Airflow para iniciantes: seu primeiro DAG em 45 minutos

Se você é DE Jr ou está em transição para DA, o Apache Airflow ajuda a sair do improviso de crons e scripts isolados e entrar em orquestração previsível: visualização do fluxo, reprocessamento seletivo, tentativas automáticas (retries) e alertas. A proposta aqui é direta: em menos de uma hora, você entende os blocos essenciais e estrutura um pipeline ponta a ponta (ingestão → transformação → carga) com boas práticas que escala do local para o time.

Conceitos-chave (sem “bla-bla-bla”)

  • DAG (Directed Acyclic Graph) — o workflow do Airflow: define o que, em que ordem e quando as tarefas rodam.
  • Tarefas — unidades de trabalho (extrair de API, transformar, carregar no warehouse). A TaskFlow API simplifica a passagem de dados e a definição de dependências.
  • Agendamento (schedule) — quando o fluxo executa (ex.: @daily) e qual intervalo de dados processa.
  • Retries e alertasretries com atraso e backoff aumentam a resiliência; alertas (e-mail, Slack/webhooks) dão previsibilidade operacional.

O que você vai “construir” em 45 minutos 

  1. Ingestão de um conjunto pequeno (CSV/API).

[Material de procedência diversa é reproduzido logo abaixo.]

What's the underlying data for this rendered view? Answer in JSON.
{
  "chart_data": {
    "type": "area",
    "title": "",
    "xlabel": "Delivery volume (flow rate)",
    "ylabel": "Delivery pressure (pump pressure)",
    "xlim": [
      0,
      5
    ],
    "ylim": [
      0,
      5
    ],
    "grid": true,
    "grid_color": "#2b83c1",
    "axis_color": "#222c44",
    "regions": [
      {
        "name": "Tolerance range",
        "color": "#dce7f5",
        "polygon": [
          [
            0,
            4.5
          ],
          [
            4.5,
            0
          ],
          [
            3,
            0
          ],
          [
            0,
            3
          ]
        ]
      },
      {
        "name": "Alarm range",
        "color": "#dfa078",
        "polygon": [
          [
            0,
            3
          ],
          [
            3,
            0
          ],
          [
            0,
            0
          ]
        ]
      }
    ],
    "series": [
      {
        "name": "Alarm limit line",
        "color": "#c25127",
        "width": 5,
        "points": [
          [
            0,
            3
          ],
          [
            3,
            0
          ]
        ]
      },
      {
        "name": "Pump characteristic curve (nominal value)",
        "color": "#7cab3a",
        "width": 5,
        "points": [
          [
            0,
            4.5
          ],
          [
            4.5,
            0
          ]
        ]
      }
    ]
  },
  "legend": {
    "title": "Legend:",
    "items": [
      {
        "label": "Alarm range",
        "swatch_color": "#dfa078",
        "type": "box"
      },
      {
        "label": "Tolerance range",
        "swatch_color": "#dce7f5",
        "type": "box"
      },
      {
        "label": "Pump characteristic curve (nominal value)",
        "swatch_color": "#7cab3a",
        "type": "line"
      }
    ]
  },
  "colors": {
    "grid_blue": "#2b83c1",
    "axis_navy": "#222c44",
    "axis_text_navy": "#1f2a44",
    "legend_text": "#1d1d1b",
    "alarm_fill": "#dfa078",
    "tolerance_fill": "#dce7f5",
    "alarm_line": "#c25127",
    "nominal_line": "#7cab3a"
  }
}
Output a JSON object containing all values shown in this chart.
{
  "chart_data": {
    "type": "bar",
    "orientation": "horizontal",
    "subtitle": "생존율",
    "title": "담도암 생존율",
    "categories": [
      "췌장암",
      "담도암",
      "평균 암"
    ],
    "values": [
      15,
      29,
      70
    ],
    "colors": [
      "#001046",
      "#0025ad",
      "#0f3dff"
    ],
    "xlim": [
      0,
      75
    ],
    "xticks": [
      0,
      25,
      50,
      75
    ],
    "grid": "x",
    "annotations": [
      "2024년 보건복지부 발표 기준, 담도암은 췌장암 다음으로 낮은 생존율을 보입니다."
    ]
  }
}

  2. Transformação simples (limpeza, enriquecimento, validações).

  3. Carga em um destino acessível (SQLite/Postgres).

  4. Previsibilidade com retries, alertas e tags.

  5. Organização de pastas e padrão de nomes que escalam no time.

Estrutura de pastas que escala

  • dags/: seus fluxos (um arquivo por pipeline) com nomes claros como elt_marketing_daily.

  • include/: SQLs e artefatos versionados.

  • plugins/: operators/hooks/sensors customizados quando precisar.

  • tests/: verificação de parsing e funções puras de transformação.

    Por que isso importa? Separa orquestração (o DAG) da lógica (funções reutilizáveis), facilita testes e reduz conflitos entre times.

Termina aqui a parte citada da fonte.